The saga of Fearless Fonzarelli unfolds in two gloriously absurd chapters, cementing Fonzie’s leather-clad status as a folk hero for the insecure.

It begins, as most existential crises do, at Arnold’s Drive-In, where Richie Cunningham, Potsie Weber, and Ralph Malph are grappling with a harsh new reality: a 50-cent booth minimum. Arnold, ever the entrepreneur, has instituted this policy to shore up the finances of his fried chicken stand—a business that, despite being open for eight months, has gone unnoticed by anyone who isn’t Arnold. This glaring oversight becomes a subplot as the gang’s indignation and Fonzie’s existential crisis converge.

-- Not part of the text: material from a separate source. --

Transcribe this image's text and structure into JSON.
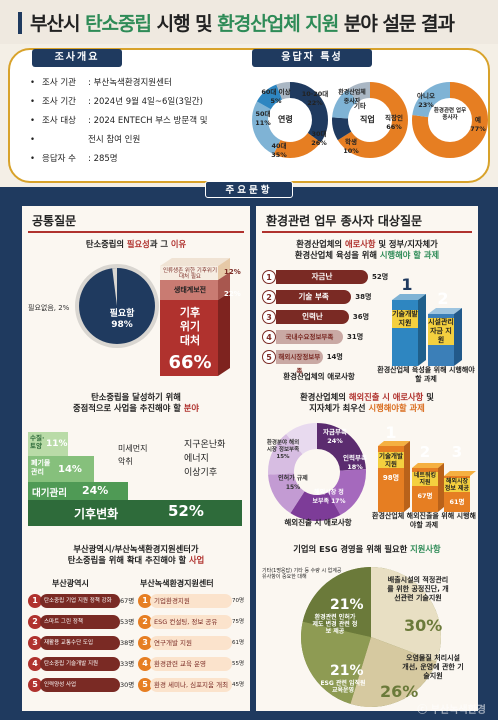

Cue Richie Cunningham, our earnest, freckled Greek chorus, diagnosing Fonzie’s slump with the precision of a sophomore psych major: it’s just a phase. But Fonzie, part philosopher and part peacock, won’t hear it. He’s losing it. Coolness, to Fonzie, isn’t a mere accessory; it’s the axis upon which the Earth spins, the cosmic constant holding this pastel-hued, 1950s fever dream together.

When a TV show called You Wanted to See It showcases a man jumping 12 garbage cans on a motorcycle, inspiration strikes. Fonzie decides to jump 14. No mention of training or logistics—this is Fonzie logic, where bravado supersedes physics. More importantly, the jump becomes a two-pronged mission: to reclaim his endangered coolness and, in the process, draw enough attention to Arnold’s chicken stand that the 50-cent minimum will be lifted. The number 13 is skipped entirely because superstition, like the jukebox, bends to Fonzie’s whims.

The jump, staged at Arnold’s, is less Evel Knievel and more Looney Tunes. As a crowd gathers, signs like “FONZIE’S TOUGH BUT OUR CHICKEN ISN’T” remind us that Arnold is ever the opportunist, using the spectacle to turn his failing fried chicken into a city-wide sensation. Fonzie soars over the garbage cans, lands his bike, and promptly crashes into the chicken stand, creating a tableau of wreckage: motorcycle, Fonz, and enough fried chicken to feed Milwaukee.